I spent many hours of my youth exploring my surroundings. I don't doubt that I knew the land better than the people who owned it. In a sense, I owned the land more than those who actually held a deed. I gave myself to the land, and I let the land become part of me.
The woods were an ideal place for an introspective individual such as myself. I could go for hours and walk for miles and never encounter another human being. I would plunge myself into the scrub pines, poplars, oaks, and hickories and disappear from the world. I would immerse myself in my own thoughts. I would trace the numerous streams and branches downstream or up. I would follow the flow of my own thoughts.
I have more memories than I can ever recall of plodding home at dusk after a day of rambling through the woods and my thoughts. Often, my body ached in weary satisfaction, and my boots were caked in glorious Tar Heel red clay. I may have been physically exhausted, but I was always psychologically reinvigorated.
When I joined the Army, I separated myself from all of this, from everything that I had ever known. Even so, I never left it. I discovered that being apart from it wasn't a problem, because it was all a part of me. I realized the very powerful influence that my family and environment had on me. Both had contributed to my deep sense of myself. In return, I was compelled always to act in a manner that would do them honor and keep them in good repute. It was a source of great, personal strength that kept me on an even keel. You don't know what you've got until you let it go.
I watched many of my fellow soldiers get caught up in alcohol abuse, sexual misconduct, and other shameful, unrespectable activities. I was, and am, convinced that many of these people would never have engaged in any of these things if they had been at home. Doing so would have brought personal shame and social opprobrium upon themselves and their families. Yet there they were thousands of miles and an ocean away from home acting in such a disgraceful manner.

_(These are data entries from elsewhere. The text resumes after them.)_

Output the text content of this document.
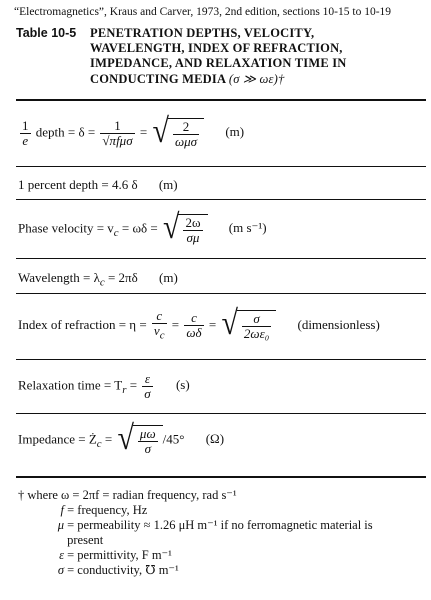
“Electromagnetics”, Kraus and Carver, 1973, 2nd edition, sections 10-15 to 10-19
Table 10-5 PENETRATION DEPTHS, VELOCITY,
WAVELENGTH, INDEX OF REFRACTION,
IMPEDANCE, AND RELAXATION TIME IN
CONDUCTING MEDIA (σ ≫ ωε)†
$\frac{1}{e}$ depth = $\delta = \frac{1}{\text{√πfμσ}}$ = √ $\frac{2}{\text{ωμσ}} (m)$
1 percent depth = 4.6 δ (m)
Phase velocity = $v_c = \omega\delta$ = √ $\frac{2\omega}{\sigma\mu} (m$ s⁻¹)
Wavelength = $\lambda_c = 2\pi\delta$ (m)
Index of refraction = $\eta = \frac{c}{v_c} = \frac{c}{\omega\delta}$ = √ $\frac{\sigma}{\text{2ωε₀}}$ (dimensionless)
Relaxation time = $T_r = \frac{\varepsilon}{\sigma} (s)$
Impedance = $Ż_c$ = √ $\frac{\mu\omega}{\sigma} /45^\circ$ (Ω)
† where ω = 2πf = radian frequency, rad s⁻¹
f = frequency, Hz
μ = permeability ≈ 1.26 μH m⁻¹ if no ferromagnetic material is
present
ε = permittivity, F m⁻¹
σ = conductivity, ℧ m⁻¹
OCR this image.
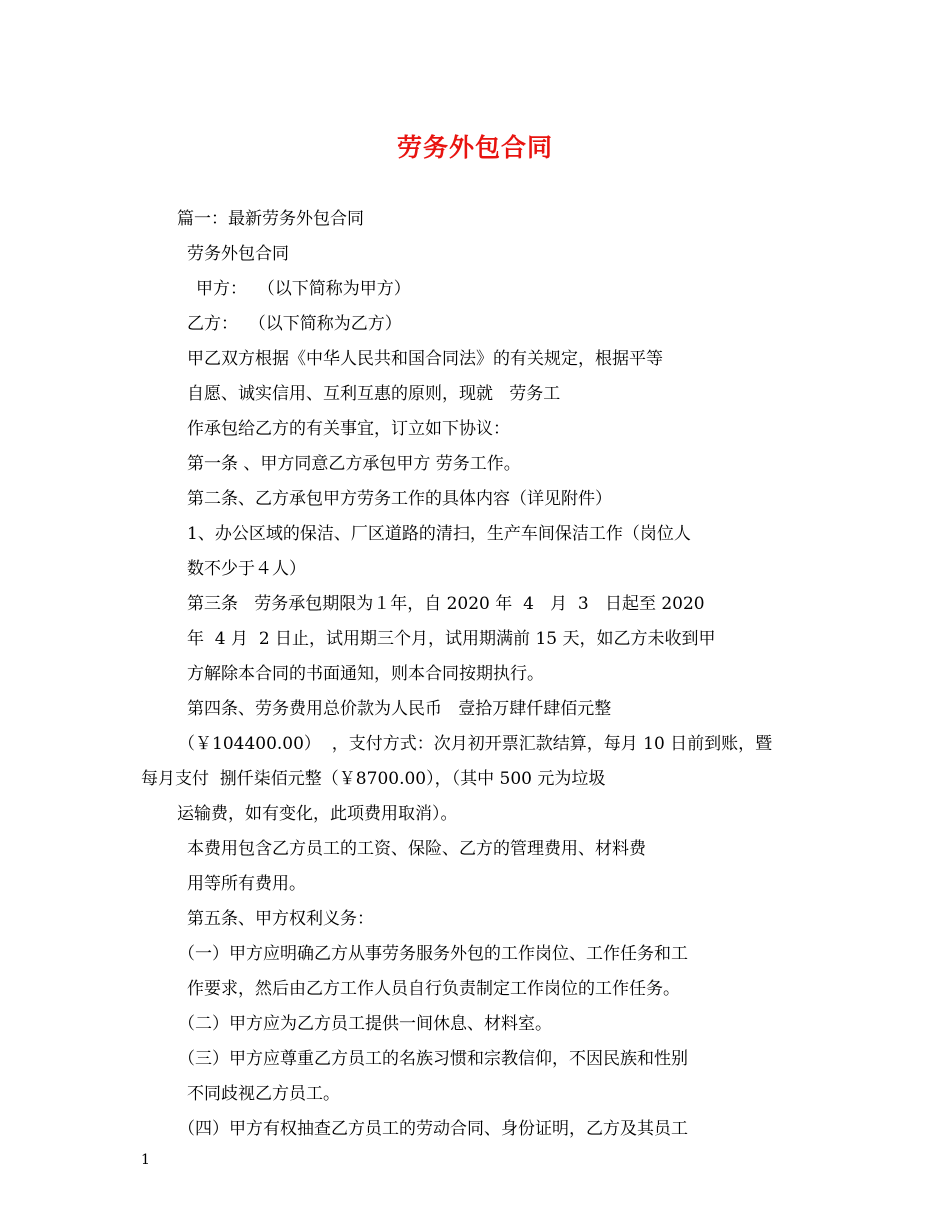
劳务外包合同
篇一：最新劳务外包合同
劳务外包合同
甲方：  （以下简称为甲方）
乙方：  （以下简称为乙方）
甲乙双方根据《中华人民共和国合同法》的有关规定，根据平等
自愿、诚实信用、互利互惠的原则，现就   劳务工
作承包给乙方的有关事宜，订立如下协议：
第一条 、甲方同意乙方承包甲方 劳务工作。
第二条、乙方承包甲方劳务工作的具体内容（详见附件）
1、办公区域的保洁、厂区道路的清扫，生产车间保洁工作（岗位人
数不少于４人）
第三条   劳务承包期限为１年，自 2020 年  4   月  3   日起至 2020
年  4 月  2 日止，试用期三个月，试用期满前 15 天，如乙方未收到甲
方解除本合同的书面通知，则本合同按期执行。
第四条、劳务费用总价款为人民币   壹拾万肆仟肆佰元整
（￥104400.00）  ，支付方式：次月初开票汇款结算，每月 10 日前到账，暨
每月支付  捌仟柒佰元整（￥8700.00），（其中 500 元为垃圾
运输费，如有变化，此项费用取消）。
本费用包含乙方员工的工资、保险、乙方的管理费用、材料费
用等所有费用。
第五条、甲方权利义务：
（一）甲方应明确乙方从事劳务服务外包的工作岗位、工作任务和工
作要求，然后由乙方工作人员自行负责制定工作岗位的工作任务。
（二）甲方应为乙方员工提供一间休息、材料室。
（三）甲方应尊重乙方员工的名族习惯和宗教信仰，不因民族和性别
不同歧视乙方员工。
（四）甲方有权抽查乙方员工的劳动合同、身份证明，乙方及其员工
1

Apparently they figured that knowledge of their activities would never get back to their families and friends back home. In many cases, this was probably very true, but they omitted an important part of the calculation. There were many people like me who witnessed their improper behavior. We held less than favorable opinions of them personally and of their families generally. Such weak and wretched creatures were obviously the products of weak and wretched families. Fairly or not, their actions reflected badly, not only on themselves, but on their families too.
They didn't seem to realize, or to care, that they were representatives of their families. They didn't seem to realize, or to care, that they were disgracing themselves and their families. They didn't seem to realize, or to care, that they retained certain obligations to their families even though they weren't currently within its bosom. They seemed completely oblivious to the psychological and social connection that exists between individuals and their families regardless of any physical separation.
For the first time in most of their lives, they were separated from their families and their friends. They seemed to have lost all connections with their previous lives. As a result, they fell apart morally and socially. They were like boats that had slipped their moorings and were adrift in a sea of moral ambiguity.
Unlike these lost, drifting people, I remained true to myself, my family, and my upbringing. I clung to my past as tenaciously as an old oak tree holds the soil in which it's rooted. When the inevitable storms came, I stood firm while others seemed to come apart. The ties that bind don't necessarily hold us down; they hold us together.